We, therefore, are of opinion that by virtue of the treaty of 1842, in the absence of any proof that the Chippewa Indians have surrendered their right of occupancy, the right still remains with them, and that the title and right which the State may claim ultimately to the sixteenth section of every township for the use of schools is subordinate to this right of occupancy of the Indians, which has, so far as the court is informed, never been released to any of their lands, except as it may be inferred from the provisions of the treaty of 1854. That treaty provided for permanent reservations, which included the section in question. The treaty did not operate to defeat the prior right of occupancy to that particular section, but, by including it in the new reservations, made as a condition of the cession of large tracts of land in Wisconsin, continued it in force. The State of Wisconsin, therefore, had no such control over that section or right to it as would prevent its being set apart by the United States, with the consent of the Indians, as a part of their permanent reservation. So, by authority of their original right of occupancy, as well as by the fact that the section is included within the tract set aside as a portion of the permanent reservation in consideration of the cession of lands, the title never vested in *585 the State, except as subordinate to that right of occupation of the Indians.
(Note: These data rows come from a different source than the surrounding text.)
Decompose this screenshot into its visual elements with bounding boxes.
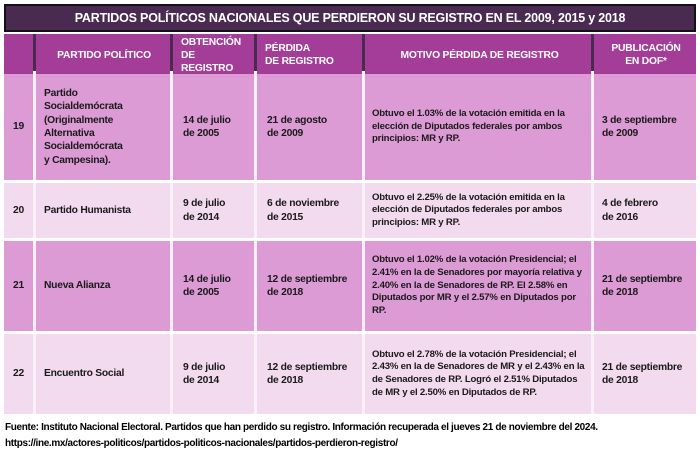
table-row: 20 Partido Humanista 9 de julio de 2014 … [4, 183, 696, 238]
party-name-cell: Encuentro Social [36, 334, 170, 414]
column-header-obtencion: OBTENCIÓN DE REGISTRO [173, 34, 254, 79]
column-header-motivo: MOTIVO PÉRDIDA DE REGISTRO [365, 34, 591, 79]
party-name-cell: Partido Humanista [36, 183, 170, 238]
table-header-row: PARTIDO POLÍTICO OBTENCIÓN DE REGISTRO P… [4, 34, 696, 79]
party-name-cell: Nueva Alianza [36, 241, 170, 331]
loss-date-cell: 6 de noviembre de 2015 [257, 183, 362, 238]
registration-date-cell: 14 de julio de 2005 [173, 241, 254, 331]
party-name-cell: Partido Socialdemócrata (Originalmente A… [36, 74, 170, 180]
row-number-cell: 21 [4, 241, 33, 331]
loss-date-cell: 12 de septiembre de 2018 [257, 334, 362, 414]
dof-publication-cell: 3 de septiembre de 2009 [594, 74, 696, 180]
table-row: 22 Encuentro Social 9 de julio de 2014 1… [4, 334, 696, 414]
dof-publication-cell: 21 de septiembre de 2018 [594, 241, 696, 331]
loss-reason-cell: Obtuvo el 1.03% de la votación emitida e… [365, 74, 591, 180]
dof-publication-cell: 4 de febrero de 2016 [594, 183, 696, 238]
loss-date-cell: 21 de agosto de 2009 [257, 74, 362, 180]
column-header-number [4, 34, 33, 79]
source-text: Fuente: Instituto Nacional Electoral. Pa… [5, 422, 598, 433]
table-title-bar: PARTIDOS POLÍTICOS NACIONALES QUE PERDIE… [4, 4, 696, 32]
row-number-cell: 19 [4, 74, 33, 180]
column-header-partido: PARTIDO POLÍTICO [36, 34, 170, 79]
registration-date-cell: 14 de julio de 2005 [173, 74, 254, 180]
column-header-perdida: PÉRDIDA DE REGISTRO [257, 34, 362, 79]
registration-date-cell: 9 de julio de 2014 [173, 183, 254, 238]
page-title: PARTIDOS POLÍTICOS NACIONALES QUE PERDIE… [74, 11, 626, 25]
column-header-dof: PUBLICACIÓN EN DOF* [594, 34, 696, 79]
loss-reason-cell: Obtuvo el 2.25% de la votación emitida e… [365, 183, 591, 238]
dof-publication-cell: 21 de septiembre de 2018 [594, 334, 696, 414]
source-footer: Fuente: Instituto Nacional Electoral. Pa… [4, 420, 696, 451]
loss-reason-cell: Obtuvo el 2.78% de la votación Presidenc… [365, 334, 591, 414]
table-row: 21 Nueva Alianza 14 de julio de 2005 12 … [4, 241, 696, 331]
row-number-cell: 20 [4, 183, 33, 238]
loss-reason-cell: Obtuvo el 1.02% de la votación Presidenc… [365, 241, 591, 331]
parties-table: PARTIDO POLÍTICO OBTENCIÓN DE REGISTRO P… [4, 34, 696, 414]
row-number-cell: 22 [4, 334, 33, 414]
registration-date-cell: 9 de julio de 2014 [173, 334, 254, 414]
table-row: 19 Partido Socialdemócrata (Originalment… [4, 74, 696, 180]
source-url[interactable]: https://ine.mx/actores-politicos/partido… [5, 437, 398, 449]
loss-date-cell: 12 de septiembre de 2018 [257, 241, 362, 331]
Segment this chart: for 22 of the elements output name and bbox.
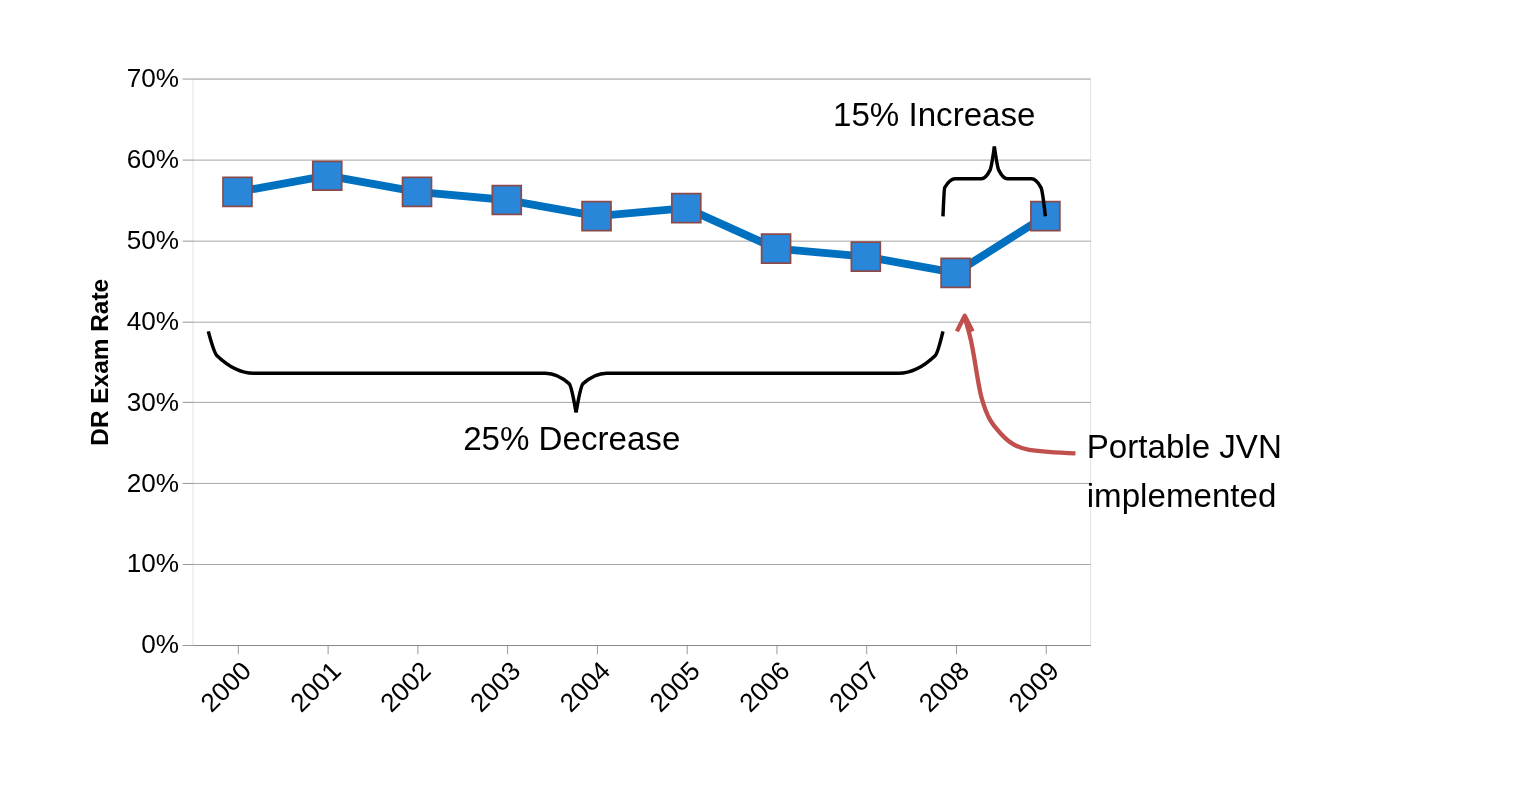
- point: [940, 257, 971, 289]
- annotation: Portable JVN implemented: [1086, 427, 1282, 514]
- annotation: 25% Decrease: [463, 419, 681, 457]
- y-tick-label: 30%: [126, 386, 180, 417]
- point: [401, 176, 433, 208]
- point: [1030, 200, 1061, 232]
- point: [222, 176, 253, 208]
- annotation: 15% Increase: [833, 95, 1036, 133]
- y-tick-label: 0%: [141, 629, 180, 660]
- point: [760, 233, 792, 264]
- y-tick-label: 40%: [126, 305, 180, 336]
- y-tick-label: 70%: [126, 62, 180, 93]
- y-tick-label: 50%: [126, 224, 180, 255]
- y-tick-label: 10%: [126, 548, 180, 579]
- point: [850, 241, 882, 272]
- y-tick-label: 20%: [126, 467, 180, 498]
- y-axis-title: DR Exam Rate: [85, 278, 113, 446]
- y-tick-label: 60%: [126, 143, 180, 174]
- point: [581, 200, 612, 232]
- point: [311, 160, 343, 192]
- point: [670, 192, 702, 224]
- point: [491, 184, 523, 216]
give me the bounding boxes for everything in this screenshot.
But, independently of any question of title, we think the court below had jurisdiction of the case. The Indians of the country are considered as the wards of the nation, and whenever the United States set apart any land of their own as an Indian reservation, whether within a State or Territory, they have full authority to pass such laws and authorize such measures as may be necessary to give to these people full protection in their persons and property, and to punish all offences committed against them or by them within such reservations.

This subject was fully considered by this court in United States v. Kagama, 118 U.S. 375. It was contended that the act of Congress extending its protection and jurisdiction over the Indians within the limits of the State encroached upon matters within the exclusive jurisdiction of the State. But the court answered this objection, speaking through Justice Miller, by observing that the act "does not interfere with the process of the state courts within the reservation, nor with the operation of state laws upon white people found there. Its effect is confined to the acts of an Indian of some tribe, of a criminal character, committed within the limits of the reservation.

"It seems to us that this is within the competency of Congress. These Indian tribes are the wards of the nation. They are communities dependent on the United States. Dependent largely for their daily food. Dependent for their political rights. They own no allegiance to the States and receive from them no protection. Because of the local ill-feeling, the people of the State where they are found are often their deadliest enemies. From their very weakness and helplessness, so largely due to the course of dealing of the Federal government with them and the treaties in which it has been promised, there arises the duty of protection, and with it the power. This has always been recognized by the executive and by Congress, and by this court whenever the question has arisen. . . .

*586 "The power of the general government over these remnants of a race once powerful, now weak and diminished in numbers, is necessary to their protection as well as to the safety of those among whom they dwell. It must exist in that government, because it never has existed any where else, because the theatre of exercise is within the geographical limits of the United States, because it has never been denied, and because it alone can enforce its laws on all the tribes."

We, therefore, answer the question certified, in the affirmative, that the offence committed was within the limits of the reservation within the meaning of the act of Congress approved March 3, 1885, so as to give the Federal courts jurisdiction of the same, and our answer to that purport will be returned to the court below; and that

The motion to set aside the verdict and for a new trial should be denied.